IV. ¿Por qué no se pueden discutir estos temas?

        Porque muchas de estas verdades o bien pertenecen de modo directo a la ley natural o a la ley divina revelada en el Antiguo y en el Nuevo Testamento, y/o forman parte de la enseñanza moral del Magisterio de la Iglesia.

        El Magisterio de la Iglesia no se limita a custodiar las verdades dogmáticas contenidas en la Revelación (como la Santísima Trinidad o la Encarnación) sino que se extiende también a las verdades morales por medio del carisma de la infalibilidad[31]. Y sobre esta enseñanza moral recae también la asistencia del Espíritu Santo liberando al Magisterio de todo error[32]. Y esta enseñanza moral del Magisterio no se limita a la enseñanza de los actos sobrenaturales que debe hacer el hombre para salvarse (actos de fe, esperanza y caridad) sino también a los actos pertenecientes a la moral natural (su actividad social, económica, familiar, sexual, profesional, etc.)[33].

        Por eso ejerce no sólo con derecho sino con deber (ante Dios) la custodia de las verdades pertenecientes a la ley natural, especialmente cuando ésta se encuentra oscurecida en el corazón humano y en las sociedades, a causa del pecado original y de los pecados personales de los hombres. Sin el Magisterio moral de la Iglesia nuestro obrar práctico estaría rodeado de tinieblas y la adquisi­ción de todas las verdades necesarias para guiar nuestra propia conducta estaría reservada a unos pocos quienes, a su vez, llegarían a ellas con dificultad, luego de mucho tiempo y no exentos de error[34]. La demostración más elocuente es el estado moral de todos aquellos individuos e incluso pueblos que no se subordinan a la luz de la enseñanza de la Iglesia.

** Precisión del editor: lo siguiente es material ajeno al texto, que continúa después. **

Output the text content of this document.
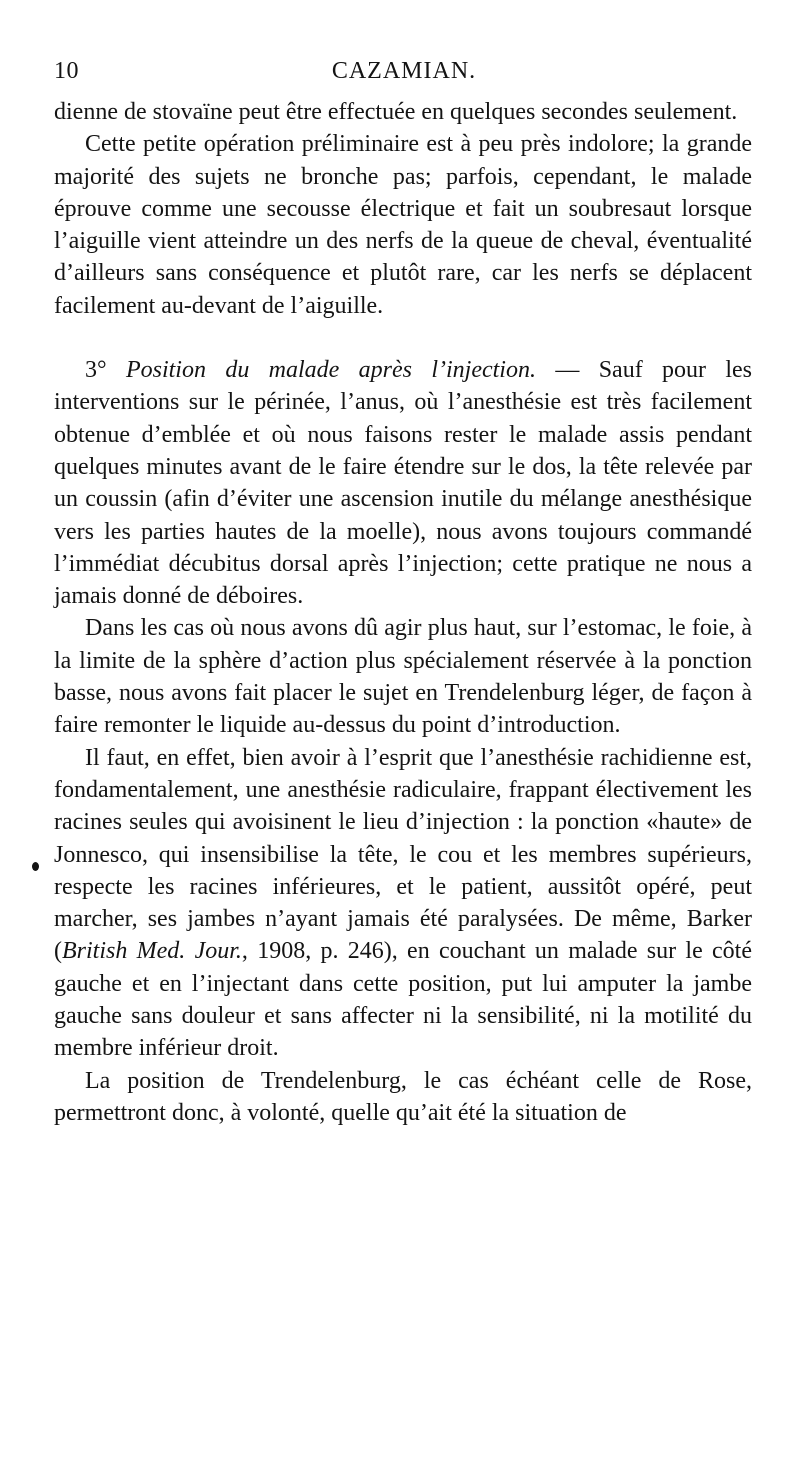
10	CAZAMIAN.

dienne de stovaïne peut être effectuée en quelques secondes seulement.

Cette petite opération préliminaire est à peu près indolore; la grande majorité des sujets ne bronche pas; parfois, cependant, le malade éprouve comme une secousse électrique et fait un soubresaut lorsque l’aiguille vient atteindre un des nerfs de la queue de cheval, éventualité d’ailleurs sans conséquence et plutôt rare, car les nerfs se déplacent facilement au-devant de l’aiguille.

3° Position du malade après l’injection. — Sauf pour les interventions sur le périnée, l’anus, où l’anesthésie est très facilement obtenue d’emblée et où nous faisons rester le malade assis pendant quelques minutes avant de le faire étendre sur le dos, la tête relevée par un coussin (afin d’éviter une ascension inutile du mélange anesthésique vers les parties hautes de la moelle), nous avons toujours commandé l’immédiat décubitus dorsal après l’injection; cette pratique ne nous a jamais donné de déboires.

Dans les cas où nous avons dû agir plus haut, sur l’estomac, le foie, à la limite de la sphère d’action plus spécialement réservée à la ponction basse, nous avons fait placer le sujet en Trendelenburg léger, de façon à faire remonter le liquide au-dessus du point d’introduction.

Il faut, en effet, bien avoir à l’esprit que l’anesthésie rachidienne est, fondamentalement, une anesthésie radiculaire, frappant électivement les racines seules qui avoisinent le lieu d’injection : la ponction «haute» de Jonnesco, qui insensibilise la tête, le cou et les membres supérieurs, respecte les racines inférieures, et le patient, aussitôt opéré, peut marcher, ses jambes n’ayant jamais été paralysées. De même, Barker (British Med. Jour., 1908, p. 246), en couchant un malade sur le côté gauche et en l’injectant dans cette position, put lui amputer la jambe gauche sans douleur et sans affecter ni la sensibilité, ni la motilité du membre inférieur droit.

La position de Trendelenburg, le cas échéant celle de Rose, permettront donc, à volonté, quelle qu’ait été la situation de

        Como simple consecuencia, todo fiel debe acatar la enseñanza autoritativa del Magisterio en conciencia, según sea el modo de proposición: las verdades infalibles deben creerse con fe teologal; las propuestas "de modo definitivo" deben ser "firmemente aceptadas y mantenidas"; cuando son enseñadas para ayudar a comprender más profundamente la revelación (sin intención de establecer un acto definitivo), han de ser aceptadas con "interno" y "religioso asentimiento de la voluntad y de la inteligencia"[35]. Por esta razón, si el Magisterio se ha pronunciado en un tema, ya no queda librado a la libre opinión de los fieles; al oponerse a estas enseñanzas, el católico no se opone al Papa solamente sino al mismo Cristo, quien ha dicho a los Apóstoles y a sus Sucesores: El que a vosotros oye, a Mí me oye, y el que a vosotros rechaza, a Mí me rechaza, y el que me rechaza a Mí, rechaza al que me envió (Lc 10,16; cf. Mt 10,40). Igualmente: Si guardaren mi palabra, también guardarán la vuestra (Jn 15,20).

        Este punto es fundamental, y es el fondo de muchos problemas. Se juega en él no ya aspectos secundarios de nuestra vida, sino nuestro ser cristiano y nuestra situación ante Dios. Se es cristiano cuando se vive como tal y cuando se piensa como tal; pero es Jesucristo, a través de Pedro y su sucesor el Papa, quien nos dice cómo debe pensar y cómo debe vivir un cristiano.

        Hoy en día, en muchos sectores del catolicismo, se vive una especie de "cristianismo esquizofrénico": se pretende, por un lado, pertenecer a la Iglesia Católica y, por otro, forjarse un credo y una moral a la medida personal, recortando la Doctrina y la Moral de la Iglesia católica.

        Estamos acostumbrados a oír, aplicado hasta la vulgaridad, la expresión de que tal o cual tema constituyen "una asignatura pendiente". A decir verdad, muchos católicos tenemos una "ciencia pendiente": el Catecismo que nunca estudiamos, o el que los años nos han hecho olvidar.

V. Situación muy grave

        La situación es realmente muy grave. Y más grave aún sería que no nos demos cuenta de ello. Siempre ha habido corrupción en las sociedades humanas. Pero cuando la política se pone a la vanguardia de la corrupción (ya sea económica como sexual) es hora de que vayamos cavando la fosa para el cadáver de la Patria, porque lleva cuatro días muerto y ya hiede (cf. Jn 11,39).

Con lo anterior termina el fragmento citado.